Gli occhi dei Moretti sulla criminalità sanseverese: rischio infiltrazioni negli appalti pubblici e nella gestione dei rifiuti

Criminalità a San Severo, la relazione della DIA del secondo semestre 2018 sottolinea anche che la città si conferma un punto di riferimento per l’approvvigionamento di stupefacenti anche per le piazze di spaccio molisane di Campobasso, Campomarino e Termoli

La Direzione Investigativa Antimafia, nella relazione del secondo semestre del 2018, fotografa così l'area del Tavoliere, in particolare nel territorio sanseverese, dove "prosegue la rimodulazione degli assetti delle consorterie, apparentemente avviate verso logiche strutturali di tipo verticistico, espressione della progressiva espansione nell’area della Società Foggiana (clan Moretti), che lì continua a contare sulla propria “costola sanseverese” (capeggiata da un pregiudicato che funge da referente e da agente di raccordo con il clan Testa e gli altri sodalizi locali)".

Si legge nella relazione che "il clan Moretti, infatti, sembrerebbe mirare al controllo del tessuto criminale sanseverese e, di pari passo, all’infiltrazione dell’economia locale, degli appalti pubblici e della gestione dei rifiuti"

Il 24 novembre 2018, proprio a San Severo "si è consumato l’ennesimo omicidio, questa volta di un elemento apicale del gruppo Russi, legato anche al clan Nardino, altro sodalizio fondamentale negli assetti dell’area, in quanto legato alla batteria foggiana dei Sinesi-Francavilla, con forti propensioni criminali anche fuori regione"

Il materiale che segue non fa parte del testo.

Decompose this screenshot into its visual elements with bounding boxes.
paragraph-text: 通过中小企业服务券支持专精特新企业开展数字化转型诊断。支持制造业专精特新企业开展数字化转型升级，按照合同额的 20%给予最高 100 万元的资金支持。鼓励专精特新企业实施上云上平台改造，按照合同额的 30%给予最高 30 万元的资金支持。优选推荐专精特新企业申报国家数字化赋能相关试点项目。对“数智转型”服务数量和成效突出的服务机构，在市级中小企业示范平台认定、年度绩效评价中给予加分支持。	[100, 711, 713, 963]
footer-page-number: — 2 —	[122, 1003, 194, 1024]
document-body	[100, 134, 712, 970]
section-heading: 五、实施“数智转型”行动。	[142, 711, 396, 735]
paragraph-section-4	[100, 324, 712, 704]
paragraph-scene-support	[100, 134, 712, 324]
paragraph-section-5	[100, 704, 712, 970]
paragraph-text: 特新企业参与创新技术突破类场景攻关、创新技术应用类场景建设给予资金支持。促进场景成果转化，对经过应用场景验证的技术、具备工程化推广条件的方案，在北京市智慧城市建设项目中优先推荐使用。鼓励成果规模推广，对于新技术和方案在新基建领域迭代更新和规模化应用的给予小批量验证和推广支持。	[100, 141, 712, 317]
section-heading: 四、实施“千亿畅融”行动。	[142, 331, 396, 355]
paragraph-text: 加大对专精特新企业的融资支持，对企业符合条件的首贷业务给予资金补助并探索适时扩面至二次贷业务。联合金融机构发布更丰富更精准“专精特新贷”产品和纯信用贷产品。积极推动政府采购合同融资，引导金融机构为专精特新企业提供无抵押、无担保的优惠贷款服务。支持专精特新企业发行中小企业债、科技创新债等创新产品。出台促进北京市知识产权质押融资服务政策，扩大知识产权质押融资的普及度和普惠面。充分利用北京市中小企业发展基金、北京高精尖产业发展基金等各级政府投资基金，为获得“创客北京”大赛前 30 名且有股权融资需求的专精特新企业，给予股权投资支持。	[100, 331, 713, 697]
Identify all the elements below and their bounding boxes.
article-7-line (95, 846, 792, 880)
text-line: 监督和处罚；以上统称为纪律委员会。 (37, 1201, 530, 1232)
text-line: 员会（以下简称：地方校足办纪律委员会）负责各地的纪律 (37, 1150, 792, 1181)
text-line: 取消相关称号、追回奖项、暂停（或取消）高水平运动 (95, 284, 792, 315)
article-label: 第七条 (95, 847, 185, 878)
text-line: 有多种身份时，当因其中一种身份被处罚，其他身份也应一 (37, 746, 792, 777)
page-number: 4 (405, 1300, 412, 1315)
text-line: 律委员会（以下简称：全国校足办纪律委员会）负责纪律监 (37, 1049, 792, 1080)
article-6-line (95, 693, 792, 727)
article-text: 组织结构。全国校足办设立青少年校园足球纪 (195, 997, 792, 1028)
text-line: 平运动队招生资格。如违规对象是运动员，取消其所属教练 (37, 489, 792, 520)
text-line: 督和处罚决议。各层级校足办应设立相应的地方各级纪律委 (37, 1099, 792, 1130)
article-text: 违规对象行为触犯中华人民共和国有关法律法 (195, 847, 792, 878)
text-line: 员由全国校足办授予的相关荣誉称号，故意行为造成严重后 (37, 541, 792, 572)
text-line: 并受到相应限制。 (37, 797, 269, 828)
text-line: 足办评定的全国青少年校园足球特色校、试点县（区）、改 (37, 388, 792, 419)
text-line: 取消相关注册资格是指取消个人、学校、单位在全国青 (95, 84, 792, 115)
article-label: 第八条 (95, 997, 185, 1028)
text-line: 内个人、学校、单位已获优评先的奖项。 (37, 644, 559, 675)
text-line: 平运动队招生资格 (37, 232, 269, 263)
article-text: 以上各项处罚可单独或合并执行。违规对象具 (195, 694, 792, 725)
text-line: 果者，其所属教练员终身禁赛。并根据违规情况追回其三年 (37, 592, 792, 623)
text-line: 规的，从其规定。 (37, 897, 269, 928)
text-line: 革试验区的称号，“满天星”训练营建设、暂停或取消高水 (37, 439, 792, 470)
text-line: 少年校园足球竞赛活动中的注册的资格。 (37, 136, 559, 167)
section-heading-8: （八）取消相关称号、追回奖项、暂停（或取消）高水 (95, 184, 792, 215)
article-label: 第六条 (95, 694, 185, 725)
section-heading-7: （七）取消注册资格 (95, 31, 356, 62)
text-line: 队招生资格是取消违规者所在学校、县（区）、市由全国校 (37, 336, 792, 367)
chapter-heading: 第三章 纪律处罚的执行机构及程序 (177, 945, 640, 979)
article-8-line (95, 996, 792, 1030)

Sottolinea la DIA che "in generale, la criminalità di San Severo si conferma un punto di riferimento per l’approvvigionamento di stupefacenti anche per le piazze di spaccio molisane di Campobasso, Campomarino e Termoli"

Si legge ancora che "un’altra area in cui si registrano riassetti che potrebbero incidere sull’alto Tavoliere, è quella dei vicini comuni di Poggio Imperiale ed Apricena, dove a fronte del rafforzamento dell’influenza della mafia sanseverese, fanno registrare la loro influenza anche altri gruppi criminali autonomi.